Vivimos en un mundo hiperemotivo. No descubro nada, excepto para los que todavía creen que es necesario alimentar más las emociones. Y esto va desde la multiplicación de programas escolares para educarlas pero que, de hecho, las exasperan, hasta programas de televisión de emoción basura con finales dramáticos de los que entonces se sorprenden. O desde la publicidad de las programaciones de música clásica hasta la que, por vender energía que contamina, recurre a una voz melíflua como si poner gasolina fuera hacer sexo.
El problema ya nos lo había anticipado Michel Lacroix en ‘El culto a la emoción’ con un subtítulo tan sugerente como ‘Atrapados en un mundo de emociones sin sentimientos’ (La Campana, 2005). La exacerbación de la ’emoción choque’ -como dice Lacroix- supone una sobreestimulación sensorial que empobrece nuestra sensibilidad y que, centrados en nosotros mismos, recorta aquella disponibilidad para la empatía, la comprensión o la capacidad de estar para los demás. Y, de antes, recuerdo un viejo artículo de Umberto Eco en el que, tras asistir varios días a un festival de filmes publicitarios, sostenía que el exceso de estímulos apaga el deseo, como había experimentado aquellos días.
Más recientemente ha sido Gilles Lipovetsky quien en ‘Plaire et toucher. Essai sur la societé de séduction’ (Gallimard, 2017) ha afirmado que la seducción se ha convertido en el motor del mundo. No es nada nuevo, como no lo es el estímulo del deseo, propio de las especies humana y animales. Pero, como en tantas otras cosas, los humanos tenemos la capacidad no de deshacernos, sino de superar y hasta de manipular nuestra condición animal, llevarla al límite y, aquello que era necesario, convertirlo en pulsión patológica. La tesis de Lipovetsky es interesante, pero no sé decir si supera a la de Edgar Cabanas y Eva Illouz sostenida en ‘Happycratie. Comment l’industrie du bonheur a pris le contrôle de nos vies’ (Premier Parallèle, 2018). Y es que la seducción sólo funciona si vende la promesa de una felicidad emocional más individual que colectiva.
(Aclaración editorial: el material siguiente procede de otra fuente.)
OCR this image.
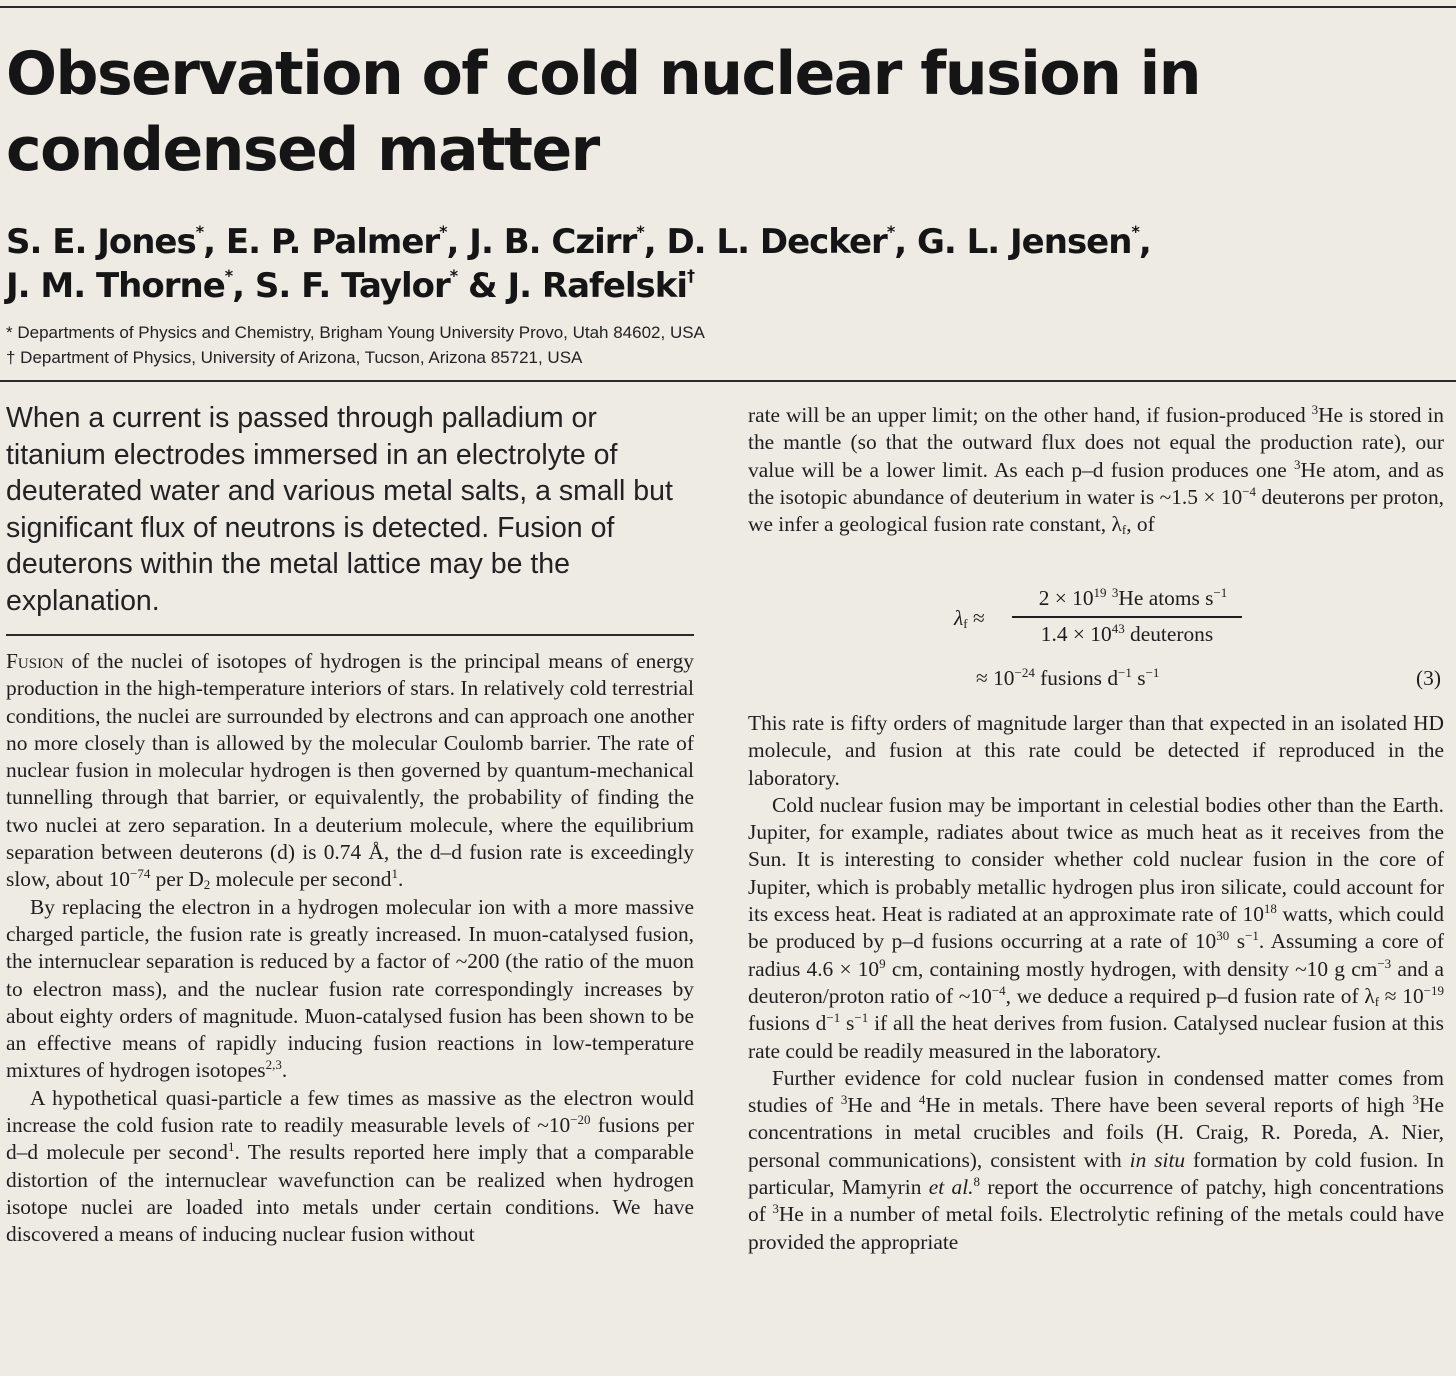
Observation of cold nuclear fusion in condensed matter
S. E. Jones*, E. P. Palmer*, J. B. Czirr*, D. L. Decker*, G. L. Jensen*,
J. M. Thorne*, S. F. Taylor* & J. Rafelski†
* Departments of Physics and Chemistry, Brigham Young University Provo, Utah 84602, USA
† Department of Physics, University of Arizona, Tucson, Arizona 85721, USA

When a current is passed through palladium or titanium electrodes immersed in an electrolyte of deuterated water and various metal salts, a small but significant flux of neutrons is detected. Fusion of deuterons within the metal lattice may be the explanation.

Fusion of the nuclei of isotopes of hydrogen is the principal means of energy production in the high-temperature interiors of stars. In relatively cold terrestrial conditions, the nuclei are surrounded by electrons and can approach one another no more closely than is allowed by the molecular Coulomb barrier. The rate of nuclear fusion in molecular hydrogen is then governed by quantum-mechanical tunnelling through that barrier, or equivalently, the probability of finding the two nuclei at zero separation. In a deuterium molecule, where the equilibrium separation between deuterons (d) is 0.74 Å, the d–d fusion rate is exceedingly slow, about $10^{-74}$ per $D_2$ molecule per second$^1$.

By replacing the electron in a hydrogen molecular ion with a more massive charged particle, the fusion rate is greatly increased. In muon-catalysed fusion, the internuclear separation is reduced by a factor of ~200 (the ratio of the muon to electron mass), and the nuclear fusion rate correspondingly increases by about eighty orders of magnitude. Muon-catalysed fusion has been shown to be an effective means of rapidly inducing fusion reactions in low-temperature mixtures of hydrogen isotopes$^{2,3}$.

A hypothetical quasi-particle a few times as massive as the electron would increase the cold fusion rate to readily measurable levels of $\sim 10^{-20}$ fusions per d–d molecule per second$^1$. The results reported here imply that a comparable distortion of the internuclear wavefunction can be realized when hydrogen isotope nuclei are loaded into metals under certain conditions. We have discovered a means of inducing nuclear fusion without

rate will be an upper limit; on the other hand, if fusion-produced $^3$He is stored in the mantle (so that the outward flux does not equal the production rate), our value will be a lower limit. As each p–d fusion produces one $^3$He atom, and as the isotopic abundance of deuterium in water is ~1.5 × $10^{-4}$ deuterons per proton, we infer a geological fusion rate constant, $\lambda_f$, of

$\lambda_f$ ≈
$2 \times 10^{19}$ $^3$He atoms $s^{-1}$
$1.4 \times 10^{43}$ deuterons
≈ $10^{-24}$ fusions $d^{-1}$ $s^{-1}$	(3)

This rate is fifty orders of magnitude larger than that expected in an isolated HD molecule, and fusion at this rate could be detected if reproduced in the laboratory.

Cold nuclear fusion may be important in celestial bodies other than the Earth. Jupiter, for example, radiates about twice as much heat as it receives from the Sun. It is interesting to consider whether cold nuclear fusion in the core of Jupiter, which is probably metallic hydrogen plus iron silicate, could account for its excess heat. Heat is radiated at an approximate rate of $10^{18}$ watts, which could be produced by p–d fusions occurring at a rate of $10^{30}$ $s^{-1}$. Assuming a core of radius $4.6 \times 10^9$ cm, containing mostly hydrogen, with density ~10 g $cm^{-3}$ and a deuteron/proton ratio of $\sim 10^{-4}$, we deduce a required p–d fusion rate of $\lambda_f \approx 10^{-19}$ fusions $d^{-1}$ $s^{-1}$ if all the heat derives from fusion. Catalysed nuclear fusion at this rate could be readily measured in the laboratory.

Further evidence for cold nuclear fusion in condensed matter comes from studies of $^3$He and $^4$He in metals. There have been several reports of high $^3$He concentrations in metal crucibles and foils (H. Craig, R. Poreda, A. Nier, personal communications), consistent with in situ formation by cold fusion. In particular, Mamyrin et al.$^8$ report the occurrence of patchy, high concentrations of $^3$He in a number of metal foils. Electrolytic refining of the metals could have provided the appropriate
Como resulta que estas lógicas de sobreestimulación emocional que van en contra del aprendizaje de la sobriedad emotiva -no de ignorarla y descuidarla- no son cosa de ahora mismo, ya podemos empezar a ver sus consecuencias. Algunas de las patologías que ahora descubrimos, especialmente entre los jóvenes, podría ser que se atribuyeran equivocadamente a desafíos de corto recorrido, como la reciente pandemia y el confinamiento. En cambio, podrían ser el resultado de la acumulación de tanto estímulo emocional. Mi tesis -a demostrar- sería que la hiperemocionalidad conduce, tarde o temprano, y por acumulación generacional, a una mayor fragilidad o, como se dice ahora, vulnerabilidad social. Ya llevamos a dos generaciones educadas en un clima de sobreprotección que las hace poco hábiles para gestionar la frustración. Y ahora, adultos jóvenes ellos mismos sobreprotegidos se muestran incapaces de ejercer la mínima autoridad necesaria para conducir a los hijos y, por supuesto, tenerlos.
Inquieta, pues, ver que una escuela se anuncia diciendo que hará feliz a los niños -en lugar de hacerlos inteligentes y aptos para afrontar las dificultades de la vida- o leer que se hace un drama por el proceso de duelo que se vive cuando se te ha muerto el gato. Y, más aún, preocupan las consecuencias de que todo esto conviva con una apelación hiperemotiva -y poco racional- a la toma de conciencia de la fatalidad de una supuesta apocalipsis causada por las grandes desgracias y desafíos que efectivamente tiene planteados el mundo actual.
Sería ingenuo esperar a que llegue una ola de sobriedad emocional y de mayor confianza en la razón que nos cure de unos dramas sobreactuados, causados más por la inseguridad personal que por la incertidumbre colectiva, y que, si no fuera porque crea víctimas reales, deberíamos decir que son ridículos. Pero, por ingenuo que parezca, yo no veo más remedio.